Во второй половине дня, когда я сидел, развалясь, на диване в гостиной с пустой головой и книгой об истории религий, Марианна принесла мне настой мелиссы.

Она поставила передо мной на столик чашку, плетеную корзиночку с миндальным печеньем, посмотрела на меня, на диван, словно хотела сесть, но не отваживалась. Я не сказал ни слова, взял из корзиночки одно печенье и сделал вид, что продолжаю читать. Я знаю способ, как стать невидимым: надо создать завесу, мешающую зрительному и мысленному контакту со стоящим перед тобой человеком и постепенно отступать в глубь себя, пока не исчезнешь. Но иногда, со слишком настырными, этот способ не срабатывает. Например, с Марианной.

Она села на диван, на самый краешек, уперлась локтями в колени. Хочет поговорить. Доброжелательна, выжидательна, настоятельна. Ноздри расширены, аккуратный белый носик порозовел, голубой взгляд совсем близко, он щупает и перещупывает все, что попадает в поле его видимости.

МАРИАННА: Интересно?

(Показывает на книгу, которую он держит в руках.)

УТО: Нет.

МАРИАННА: Конечно.

(Улыбается. Практически не бывает, чтобы она не улыбалась.)

МАРИАННА: Я так рада, что Джеф и Нина смогли, наконец, с тобой познакомиться.

(Уто, не отрываясь от книги, берет из корзиночки второе печенье.)

МАРИАННА: Джеф просто без ума от тебя, я это знаю. В этом возрасте мальчики нуждаются в понятных им ориентирах, ищут пример для подражания. Нина тоже к тебе присматривается, ты не думай. Она сейчас на распутье, ни в чем не уверена. Не знает, продолжать учебу в школе или бросить, остаться с нами или вернуться в Италию к матери. Ничего не ест. Это анорексия, причем в довольно серьезной форме. Мы очень за нее беспокоимся. Очень.

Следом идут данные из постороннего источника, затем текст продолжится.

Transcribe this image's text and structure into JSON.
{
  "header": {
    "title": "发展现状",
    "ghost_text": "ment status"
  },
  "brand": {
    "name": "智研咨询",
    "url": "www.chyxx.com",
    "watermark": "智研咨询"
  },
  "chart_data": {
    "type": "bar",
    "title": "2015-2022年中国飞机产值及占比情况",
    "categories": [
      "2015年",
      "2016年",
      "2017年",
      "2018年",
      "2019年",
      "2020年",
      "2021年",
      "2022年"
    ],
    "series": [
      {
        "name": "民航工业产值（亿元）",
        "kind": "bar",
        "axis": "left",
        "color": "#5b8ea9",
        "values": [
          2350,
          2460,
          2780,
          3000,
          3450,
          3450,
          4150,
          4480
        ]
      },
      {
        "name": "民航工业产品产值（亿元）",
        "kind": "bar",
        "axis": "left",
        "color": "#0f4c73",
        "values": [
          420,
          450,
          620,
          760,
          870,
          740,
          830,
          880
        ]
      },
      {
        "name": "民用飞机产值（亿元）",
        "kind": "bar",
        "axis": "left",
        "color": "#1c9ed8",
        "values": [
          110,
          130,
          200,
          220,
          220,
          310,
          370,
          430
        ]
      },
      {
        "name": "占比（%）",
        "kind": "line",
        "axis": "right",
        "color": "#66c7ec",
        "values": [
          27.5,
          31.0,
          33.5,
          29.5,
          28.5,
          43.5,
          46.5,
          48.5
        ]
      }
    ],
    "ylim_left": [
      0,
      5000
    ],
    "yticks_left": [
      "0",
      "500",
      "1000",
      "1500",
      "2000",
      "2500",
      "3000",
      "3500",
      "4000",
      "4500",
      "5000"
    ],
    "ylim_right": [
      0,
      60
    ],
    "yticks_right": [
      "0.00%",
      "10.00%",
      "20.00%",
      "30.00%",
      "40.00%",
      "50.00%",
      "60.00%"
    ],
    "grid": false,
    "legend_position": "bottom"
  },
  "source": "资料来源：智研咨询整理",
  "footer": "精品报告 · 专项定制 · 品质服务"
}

(Он делает глоток из чашки, продолжая держать книгу перед глазами. На нее не смотрит.)

МАРИАННА: Это что-то вроде рэкета по отношению к близким, природа этой болезни во всех учебниках по психологии описана. Мы возили ее к четырем разным врачам, но лекарствами тут не поможешь. Психиатрам Нина не очень-то доверяет, она говорит, что верит только Свами, но даже ему пока не удалось приучить ее есть. Витторио во всем винит себя, он просто в отчаянии. Ему хотелось построить счастье для нас всех, он так старался, и теперь вот не может понять, в чем допустил промах.

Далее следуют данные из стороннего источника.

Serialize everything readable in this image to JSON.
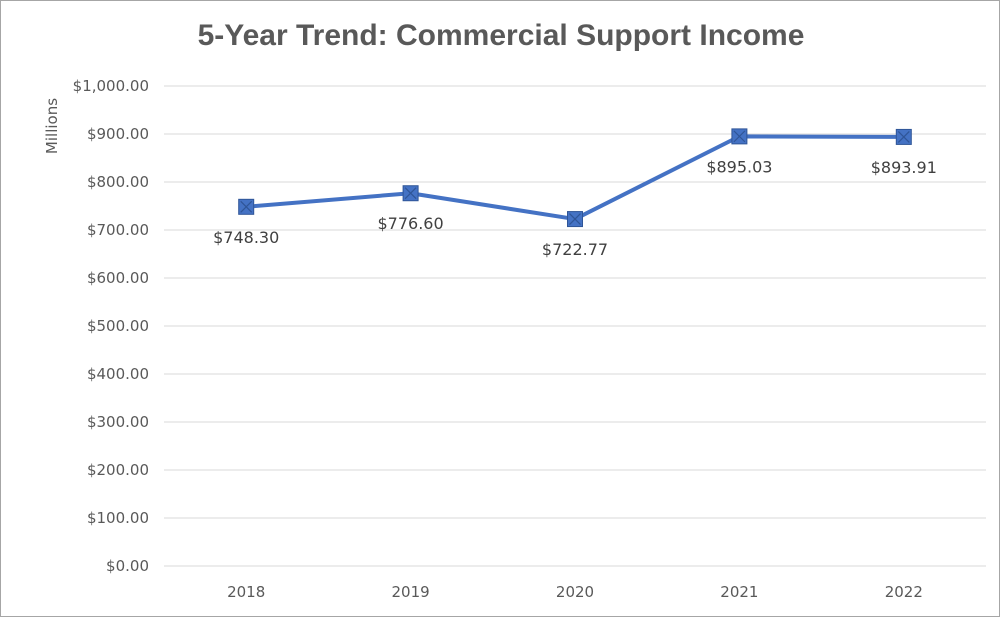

Мой способ, как стать невидимым, ни к черту не годится, и стараться нечего. Откладываю книгу, сажусь прямее.

– С тобой все в порядке? – спрашивает Марианна.

– Все отлично, – отвечаю я, придавая лицу самое страдальческое выражение, на какое только способен.

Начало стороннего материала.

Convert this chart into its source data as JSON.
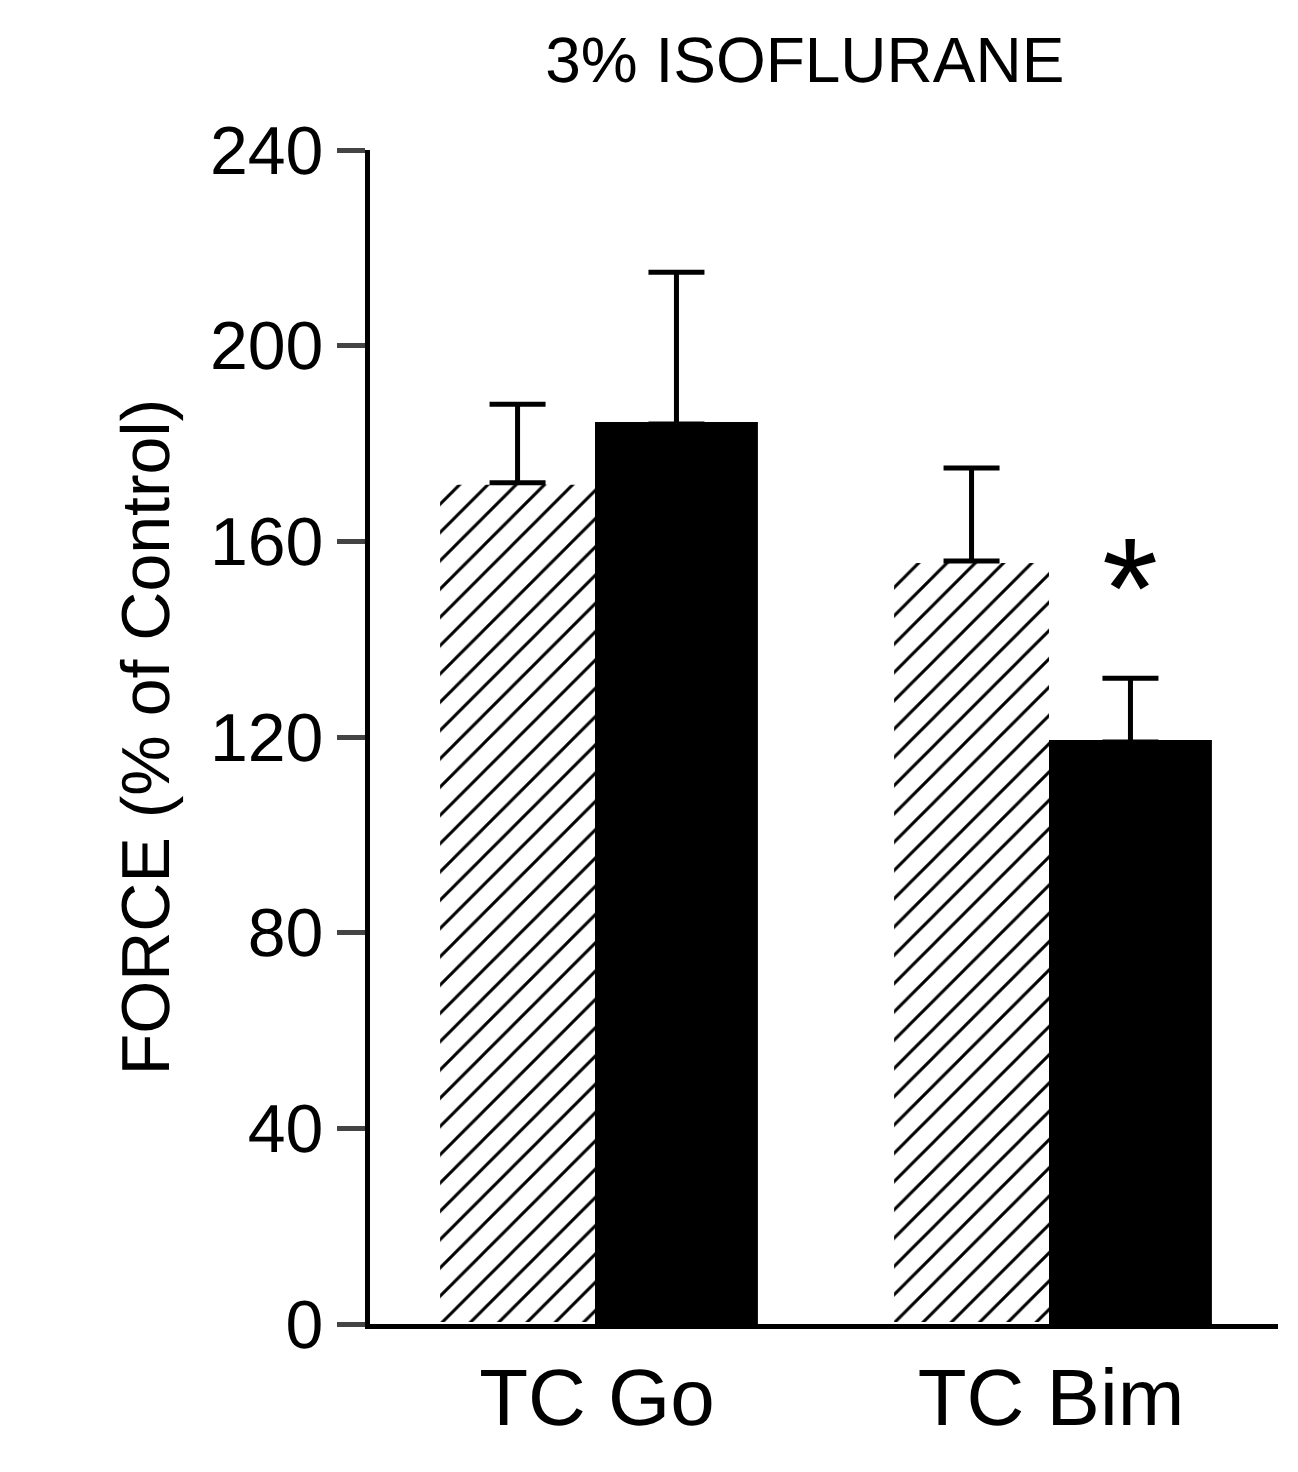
{
  "chart_data": {
    "type": "bar",
    "title": "3% ISOFLURANE",
    "ylabel": "FORCE (% of Control)",
    "categories": [
      "TC Go",
      "TC Bim"
    ],
    "series": [
      {
        "color": "#ffffff",
        "values": [
          172,
          156
        ],
        "errors": [
          [
            172,
            188
          ],
          [
            156,
            175
          ]
        ]
      },
      {
        "color": "#000000",
        "values": [
          184,
          119
        ],
        "errors": [
          [
            184,
            215
          ],
          [
            119,
            132
          ]
        ]
      }
    ],
    "ylim": [
      0,
      240
    ],
    "yticks": [
      0,
      40,
      80,
      120,
      160,
      200,
      240
    ],
    "grid": false,
    "annotations": [
      {
        "text": "*",
        "x": "TC Bim",
        "y": 150
      }
    ]
  }
}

Продолжая смотреть на меня, она говорит:

– Представляю, как тебе трудно. Хорошо еще, что ты так на все реагируешь.

Я еле сдерживаюсь, чтобы не рассмеяться.

– Да? – Это все, что я могу сказать.

Она показывает на рояль у противоположной стены гостиной и продолжает:

– Можешь играть на нем, когда хочешь. В любое время. Я хочу сказать, чувствуй себя в этом доме свободно, делай, что тебе нравится.

– Спасибо, – отвечаю бесцветным невыразительным голосом. (Иногда требуется много времени, чтобы стать невидимым: нужно ведь и других убедить, что тебя нe существует.)

Если тебе захочется поговорить с кем-нибудь из нac, мы будем только рады.

– А о чем говорить? – отвечаю ей и стараюсь прорвать осаду, потому что стать невидимым не удалось. Наконец она поднимается.

Во всяком случае, мы счастливы, что ты с нами, знай это, – говорит она.

Не поворачивая головы в ее сторону, я увидел, как она соскальзывает на периферию моего зрения и исчезает окончательно. Теперь, подумалось мне, мое положение заложника стало еще хуже.